Covid-19 : 513 détenus ont été libérés en un mois, rapporte le RNDDH

Publié le 2020-05-07 | lenouvelliste.com

En application de la mesure visant à désengorger les prisons du pays pour empêcher la propagation du coronavirus dans les geôles bondés de détenus, les autorités judiciaires ont libéré 513 prisonniers pour la période du 19 mars au 15 avril 2020. La plupart d'entre eux viennent dans les tribunaux de premières instances des Cayes (93), de Port-au-Prince (84), de Croix-des-Bouquets (56), du Cap-Haïtien (42), de Jérémie (37) entre autres… En effet, d’après un décompte établi par le Réseau national de défense de droits humains (RNDDH) la population carcérale totale est passée de 11 110 à 10 597.  

Le RNDDH dit avoir retracé seulement 459 d’entre eux. Parmi eux figurent des détenus qui avaient fini de purger leur peine mais qui étaient gardés en prison ; des détenus incarcérés depuis plus de sept ans pour des délits comme vol, vol de cabri, voies de fait et qui étaient encore en attente de jugement ; des détenus pour lesquels des ordonnances de non-lieu, de  mainlevée du mandat d’écrou ont été émises alors qu’ils ont été maintenus en prison ainsi que des détenus ne répondant à aucun des critères fixés par les autorités judiciaires qui ont été libérés.

Dans la juridiction de la Croix-des-Bouquets, le RNDDH affirme que trois détenus qui se trouvaient incarcérées à la prison civile ont été libérés alors qu’ils ne répondaient pas aux critères préétablis. Ils étaient écroués cette année même pour tentative d’assassinat, vol de véhicule, détention illégale d’arme à feu entre autres. Quatre détenus qui ont passé plusieurs années en situation de détention préventive, ont été libérés pour des motifs humanitaires. 28 personnes ont été libérées à la faveur des audiences correctionnelles spéciales réalisées dans l’enceinte même de la prison civile de la Croix-des-Bouquets.

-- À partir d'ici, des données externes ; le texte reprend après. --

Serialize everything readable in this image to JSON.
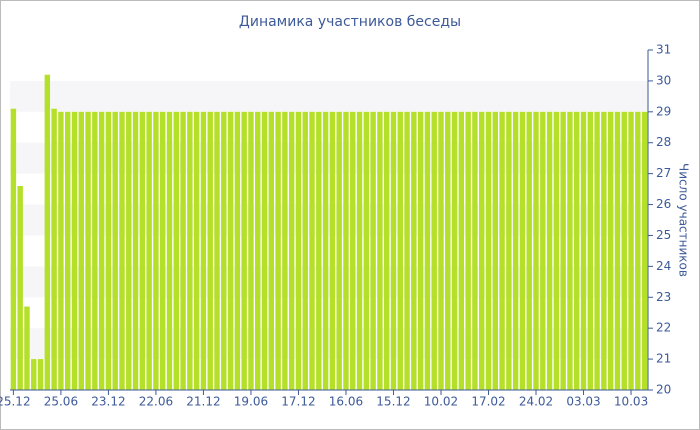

12 détenus, dans cette même juridiction, ont pu être libérés, suite à des demandes en habeas corpus dont l’ancien député, Jean Fenel Thanis, produites auprès du doyen près le tribunal de première instance de ce ressort. Ils ont passé des années en prison sans que les magistrats instructeurs n'aient rendu leurs décisions à leur sujet. Neuf autres étaient incarcérés pour vol, vol de cabris, vol de bœuf et voies de fait. Seulement 11 condamné pour des faits comme assassinat ou association malfaiteurs ont été libérés.

Dans la juridiction de Port-au-Prince, 113 détenus ont été libérés. Il s’agit de 84 détenus qui étaient incarcérés à la prison civile de Port-au-Prince, 13 qui se trouvaient à la prison civile de Cabaret et 13 mineurs qui étaient au CERMICOL. Dans la juridiction des Cayes, les détenus libérés étaient impliqués dans la perpétration de vols et de voies de faits. Trois d’entre eux ont bénéficié d’une demande en habeas corpus, sept avaient déjà purgé leur peine mais étaient encore gardés en prison. 70 ont bénéficié de la décision du parquet et 13 ont bénéficié d’une demande en mainlevée du mandat d’écrou.

Incapacité à respecter les mesures barrières dans les prisons

Dans le contexte du Covid-19, un plan de contingence a été adopté par la Direction de l’administration pénitentiaire (DAP) de même que de nombreuses autres mesures. Malgré l’adoption de ce plan et la mise en application de certaines mesures barrières en vue d’empêcher l’entrée du Covid-19 en prison, les agents pénitenciers ne disposent pas de moyens pour se protéger du virus. Dans plusieurs prisons du pays, un poste de lavage obligatoire des mains est installé. Dans d’autres ils ne disposent pas de seaux avec robinets intégrés, pas de chlore, pas de gel de nettoyage, écrit le RNDDH.